The Royal Gorge
Wednesday, November 1, 2006
Arizona has the Grand Canyon, Colorado has the Rocky Mountains, but the Ward County Independent reported that North Dakota has the Royal Gorge. The paper wasn’t talking about a geographic feature, but rather, a person. That person was Queen Marie of Romania and she visited North Dakota today in 1926.
The Independent reported that visitors of the Queen brought food, including homemade rolls, “which reports say she stowed away without butter,” and five mallards. The Independent continued, “The good queen of Romania just naturally gorged herself, right out where everyone could see her do it, and if this is not evidence of a royal gorge, then North Dakotans don’t know natural or unnatural wonders when they see them.”
This was just one example of the queen’s modesty. The train darted through North Dakota in one day on its way to the west coast, but Queen Marie made it a point to stop at various intervals to allow locals on board. The queen was extremely interested in the farming conditions and techniques that might be used in developing her own country’s agriculture. She also showed much interest for the homemakers, and was eager to learn all she could from these common people.

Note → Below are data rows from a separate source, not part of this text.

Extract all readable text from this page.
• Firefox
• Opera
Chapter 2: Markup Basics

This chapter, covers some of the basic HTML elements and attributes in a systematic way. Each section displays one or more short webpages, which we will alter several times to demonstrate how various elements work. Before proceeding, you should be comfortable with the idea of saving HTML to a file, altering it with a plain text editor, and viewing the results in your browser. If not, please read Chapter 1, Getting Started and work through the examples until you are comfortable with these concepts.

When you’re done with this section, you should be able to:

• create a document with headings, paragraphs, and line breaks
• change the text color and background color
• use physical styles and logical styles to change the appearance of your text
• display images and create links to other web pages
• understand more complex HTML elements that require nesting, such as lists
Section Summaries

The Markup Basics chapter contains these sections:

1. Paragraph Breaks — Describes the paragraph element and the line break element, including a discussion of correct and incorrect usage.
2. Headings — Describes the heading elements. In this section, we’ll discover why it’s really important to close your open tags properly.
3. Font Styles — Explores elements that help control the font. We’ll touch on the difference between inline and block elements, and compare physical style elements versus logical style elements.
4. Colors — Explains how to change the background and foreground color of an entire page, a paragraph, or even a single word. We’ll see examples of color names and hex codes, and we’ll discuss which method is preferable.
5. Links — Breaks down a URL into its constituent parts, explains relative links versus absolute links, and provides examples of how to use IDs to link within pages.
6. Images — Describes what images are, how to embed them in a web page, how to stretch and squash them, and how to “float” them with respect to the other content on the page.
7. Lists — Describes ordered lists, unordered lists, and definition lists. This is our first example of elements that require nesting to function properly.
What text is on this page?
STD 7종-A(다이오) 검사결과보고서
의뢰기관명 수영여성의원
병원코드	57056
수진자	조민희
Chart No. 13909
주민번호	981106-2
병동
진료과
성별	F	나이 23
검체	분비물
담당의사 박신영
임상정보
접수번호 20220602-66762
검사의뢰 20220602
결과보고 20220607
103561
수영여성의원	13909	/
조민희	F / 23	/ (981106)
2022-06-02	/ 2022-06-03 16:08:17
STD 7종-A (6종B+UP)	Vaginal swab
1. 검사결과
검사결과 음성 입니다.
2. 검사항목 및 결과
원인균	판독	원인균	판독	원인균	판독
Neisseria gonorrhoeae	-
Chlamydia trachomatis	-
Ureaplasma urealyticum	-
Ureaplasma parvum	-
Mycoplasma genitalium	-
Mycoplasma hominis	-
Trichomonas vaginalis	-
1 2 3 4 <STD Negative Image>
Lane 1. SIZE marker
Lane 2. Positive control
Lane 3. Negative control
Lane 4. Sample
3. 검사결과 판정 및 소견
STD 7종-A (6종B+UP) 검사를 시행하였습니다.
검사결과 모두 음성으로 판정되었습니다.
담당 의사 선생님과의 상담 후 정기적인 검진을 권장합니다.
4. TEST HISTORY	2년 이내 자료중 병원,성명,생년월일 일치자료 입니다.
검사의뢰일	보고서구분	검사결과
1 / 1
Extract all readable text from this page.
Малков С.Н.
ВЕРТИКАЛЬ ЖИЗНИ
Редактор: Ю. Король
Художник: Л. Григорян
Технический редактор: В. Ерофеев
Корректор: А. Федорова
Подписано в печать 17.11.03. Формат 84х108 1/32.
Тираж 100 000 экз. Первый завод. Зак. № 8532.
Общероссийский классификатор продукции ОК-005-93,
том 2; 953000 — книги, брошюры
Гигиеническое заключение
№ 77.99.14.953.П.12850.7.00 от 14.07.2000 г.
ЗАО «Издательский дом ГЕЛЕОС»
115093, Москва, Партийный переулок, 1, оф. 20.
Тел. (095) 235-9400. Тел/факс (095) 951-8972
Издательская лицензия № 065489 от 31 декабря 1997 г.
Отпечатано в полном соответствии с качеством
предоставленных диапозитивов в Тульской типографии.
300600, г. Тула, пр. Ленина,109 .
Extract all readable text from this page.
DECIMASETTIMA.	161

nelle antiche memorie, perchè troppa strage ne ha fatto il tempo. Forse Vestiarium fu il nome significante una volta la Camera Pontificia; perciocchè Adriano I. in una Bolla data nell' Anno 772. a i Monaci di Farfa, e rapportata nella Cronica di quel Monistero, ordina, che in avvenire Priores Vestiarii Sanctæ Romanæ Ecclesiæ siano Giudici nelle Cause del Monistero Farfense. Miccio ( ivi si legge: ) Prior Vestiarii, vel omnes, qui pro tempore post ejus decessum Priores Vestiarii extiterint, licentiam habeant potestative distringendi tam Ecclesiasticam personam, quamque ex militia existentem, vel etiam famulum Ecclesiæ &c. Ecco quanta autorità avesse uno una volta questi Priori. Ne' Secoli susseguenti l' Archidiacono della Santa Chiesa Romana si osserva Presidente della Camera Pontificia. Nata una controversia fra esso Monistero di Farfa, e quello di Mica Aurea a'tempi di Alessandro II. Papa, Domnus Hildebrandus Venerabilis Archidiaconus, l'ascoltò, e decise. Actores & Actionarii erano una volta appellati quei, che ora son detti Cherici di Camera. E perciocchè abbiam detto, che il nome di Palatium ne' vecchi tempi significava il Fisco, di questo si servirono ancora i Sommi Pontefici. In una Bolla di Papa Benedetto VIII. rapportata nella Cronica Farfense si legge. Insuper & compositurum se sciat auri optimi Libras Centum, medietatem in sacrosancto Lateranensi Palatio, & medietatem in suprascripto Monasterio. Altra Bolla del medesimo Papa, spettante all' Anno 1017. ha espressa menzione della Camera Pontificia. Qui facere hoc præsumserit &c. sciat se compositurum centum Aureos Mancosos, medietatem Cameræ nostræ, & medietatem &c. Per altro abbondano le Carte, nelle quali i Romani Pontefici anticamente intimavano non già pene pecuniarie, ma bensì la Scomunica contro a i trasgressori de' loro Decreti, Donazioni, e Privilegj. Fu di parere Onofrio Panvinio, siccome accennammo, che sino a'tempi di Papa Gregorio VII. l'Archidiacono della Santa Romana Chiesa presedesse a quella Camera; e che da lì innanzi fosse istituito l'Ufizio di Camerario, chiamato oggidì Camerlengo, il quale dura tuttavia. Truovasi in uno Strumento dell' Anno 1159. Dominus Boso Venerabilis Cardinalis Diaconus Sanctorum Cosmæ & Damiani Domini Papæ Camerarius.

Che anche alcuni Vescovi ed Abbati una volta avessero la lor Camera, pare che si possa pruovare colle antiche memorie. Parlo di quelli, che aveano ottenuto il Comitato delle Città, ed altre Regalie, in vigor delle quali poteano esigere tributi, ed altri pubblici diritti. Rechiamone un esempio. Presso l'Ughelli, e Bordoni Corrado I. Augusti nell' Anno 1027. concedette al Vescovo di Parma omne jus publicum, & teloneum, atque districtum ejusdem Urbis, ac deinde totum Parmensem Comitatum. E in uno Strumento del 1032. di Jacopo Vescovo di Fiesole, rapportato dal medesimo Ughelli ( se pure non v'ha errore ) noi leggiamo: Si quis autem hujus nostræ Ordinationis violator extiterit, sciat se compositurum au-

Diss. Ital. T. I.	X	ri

While most of her trip concentrated on the farmers of North Dakota, Queen Marie did make special appearances in Mandan, Dickinson, and Medora. In Mandan, Queen Marie stopped to meet with the Sioux Indians, who honored her with a headdress and welcomed her into their tribe. Chief Red Tomahawk addressed the queen. He said, “We want to honor you. A woman does not wear an eagle’s headdress unless she performed some splendid act of heroism. Our part in that great war has endeared you to us…Therefore, I present you with this honorable badge of bravery and give you the name ‘Winyan Kipanpi Win,’ (Calling Unto Her Woman) and you are my sister now…the name of Calling Unto Her Woman, or Calling For Her, was the name of the wife of Chief Big Head of the Hunkpapa Sioux. She is needed by her people, the Romanians, therefore the name is given.” The chief then drew blood from her forefinger and mingled it with his forearm.
The queen’s next visit was Dickinson. There, she left the train dressed in traditional costume to pay tribute to the Romanian people who settled there. The queen then proceeded on to Medora. There, a rodeo was held in honor of the queen. She and her two children, Princess Ileana and Prince Nicholas dressed in riding garb and rode in the rodeo. The people of North Dakota must have made quite an impression on the queen, for at the end of this one-day visit to the state, the queen said, “It has been one of the happiest days of my life.”
This was quite the compliment coming from who was considered Europe’s most beautiful queen at the time. But, if the “Royal Gorge” and her compassion for the North Dakota farmers and Native Americans wasn’t enough to convince North Dakotans of the queen’s humility, her departure from Mandan should. When the train lurched away from Mandan, the queen lost her balance and fell into the laps of the farmers visiting her. The queen did not act shocked, or disgraced, but rather found humor in the incident. According to the Independent, “It was said there were no objections on the part of the farmers—nor the queen.”
By Tessa Sandstrom
“The Royal Gorge in North Dakota,” Ward County Independent. Nov. 18, 1926: 15.
“North Dakota does honor to Queen of Romania on visit,” Ward County Independent. Nov. 4, 1926: 1.
Ward County Independent. Oct. 21, 1926: 13.